With each infection, the body’s resistance decreases a little more until, with enough attacks, it reaches the danger zone. “Cumulatively, each infection can push you closer and closer to the edge,” says Al-Ali. “That’s why avoiding a second or third infection is important to continue to stay healthy.”
Repeated infections can also increase the risk of Long COVID. It is not yet clear what puts people at risk of developing symptoms that can persist long after active infection is gone, and any encounter with SARS-CoV-2 could trigger whatever process leads to Long COVID. Repeated infections only increase the chances. “People will say, ‘I got COVID last Christmas and I didn’t get Long COVID.’ That’s wonderful, and that person is very lucky,” Al-Ali says. “But just because you dodged the Long COVID bullet once doesn’t mean you’ll dodge the bullet every time. Every time you get infected, you try your luck again.”

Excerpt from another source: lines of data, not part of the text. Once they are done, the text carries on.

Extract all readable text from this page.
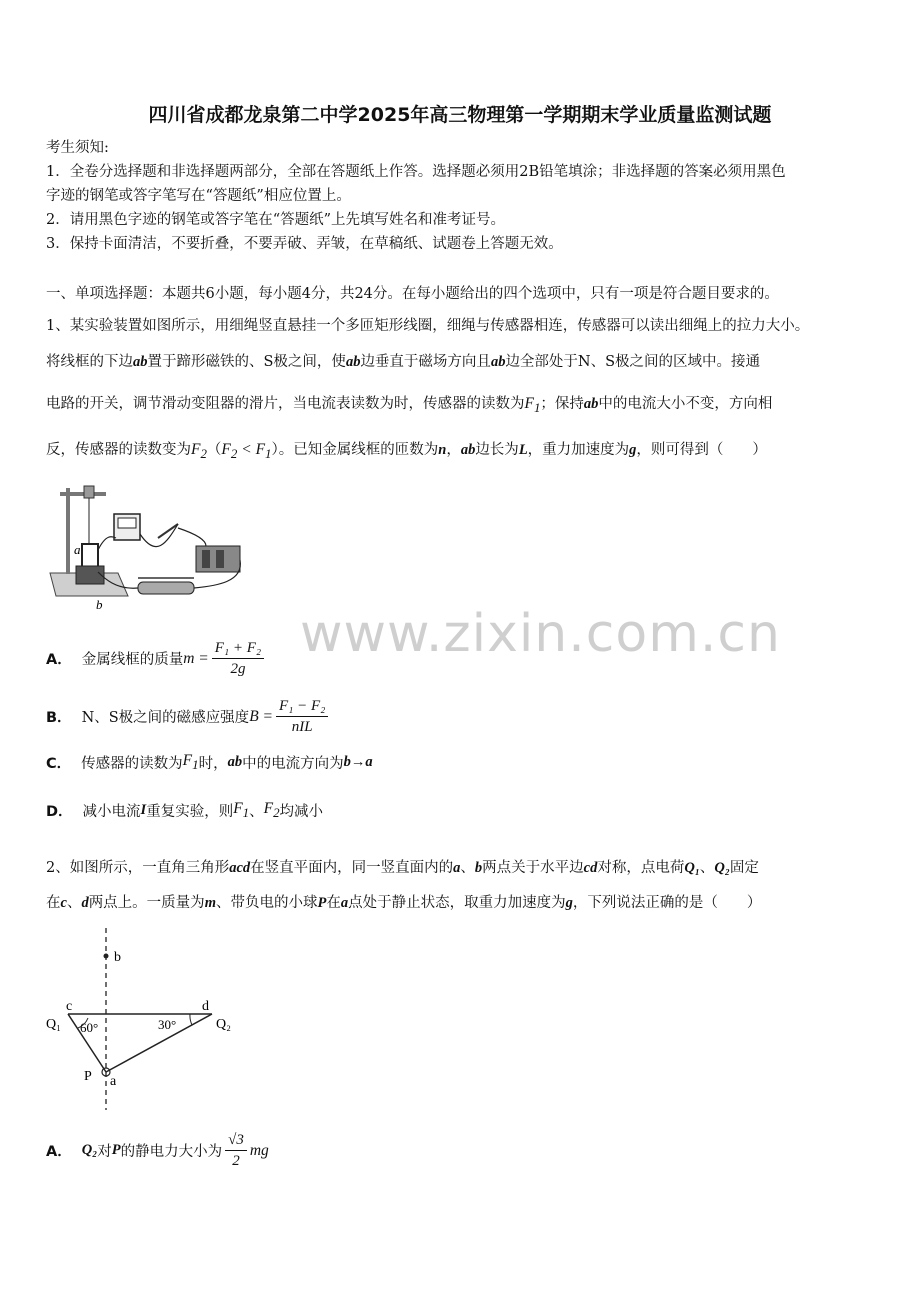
四川省成都龙泉第二中学2025年高三物理第一学期期末学业质量监测试题
考生须知:
1．全卷分选择题和非选择题两部分，全部在答题纸上作答。选择题必须用2B铅笔填涂；非选择题的答案必须用黑色
字迹的钢笔或答字笔写在“答题纸”相应位置上。
2．请用黑色字迹的钢笔或答字笔在“答题纸”上先填写姓名和准考证号。
3．保持卡面清洁，不要折叠，不要弄破、弄皱，在草稿纸、试题卷上答题无效。
一、单项选择题：本题共6小题，每小题4分，共24分。在每小题给出的四个选项中，只有一项是符合题目要求的。
1、某实验装置如图所示，用细绳竖直悬挂一个多匝矩形线圈，细绳与传感器相连，传感器可以读出细绳上的拉力大小。
将线框的下边ab置于蹄形磁铁的、S极之间，使ab边垂直于磁场方向且ab边全部处于N、S极之间的区域中。接通
电路的开关，调节滑动变阻器的滑片，当电流表读数为时，传感器的读数为$F_1$；保持ab中的电流大小不变，方向相
反，传感器的读数变为$F_2(F_2 < F_1)$。已知金属线框的匝数为n，ab边长为L，重力加速度为g，则可得到（　　）
a
b
A． 金属线框的质量 $m = \frac{\text{F₁ + F₂}}{2g}$
B． N、S极之间的磁感应强度 $B = \frac{\text{F₁ − F₂}}{\text{nIL}}$
C． 传感器的读数为 $F_1$ 时， ab 中的电流方向为 b→a
D． 减小电流 I 重复实验，则 $F_1$ 、 $F_2$ 均减小
2、如图所示，一直角三角形acd在竖直平面内，同一竖直面内的a、b两点关于水平边cd对称，点电荷Q₁、Q₂固定
在c、d两点上。一质量为m、带负电的小球P在a点处于静止状态，取重力加速度为g，下列说法正确的是（　　）
b
c	d
Q₁	Q₂
60°	30°
P a
A． Q₂ 对 P 的静电力大小为 $\frac{√3}{2}$ mg
www.zixin.com.cn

A deluge of re-infections of COVID-19 could pose a problem for healthcare providers this winter, when rates of other respiratory diseases such as flu and RSV, can also be climbed. Health systems across the country already report high numbers of urgent care and emergency room visits due to respiratory illnesses, and Al-Ali’s findings suggest that people who have experienced multiple infections with COVID-19 may increase that burden.
The best way to avoid re-infection is to take familiar precautions: get vaccinated and boosted, wear masks when in public indoor spacesand avoid gatherings if you feel ill. “We are not calling for a blockade or draconian measures,” Al-Ali says. “We want people to be aware of the risk and take precautions to reduce their individual risk of infection.” The health consequences of second and third infections are not zero, as some people think they are.”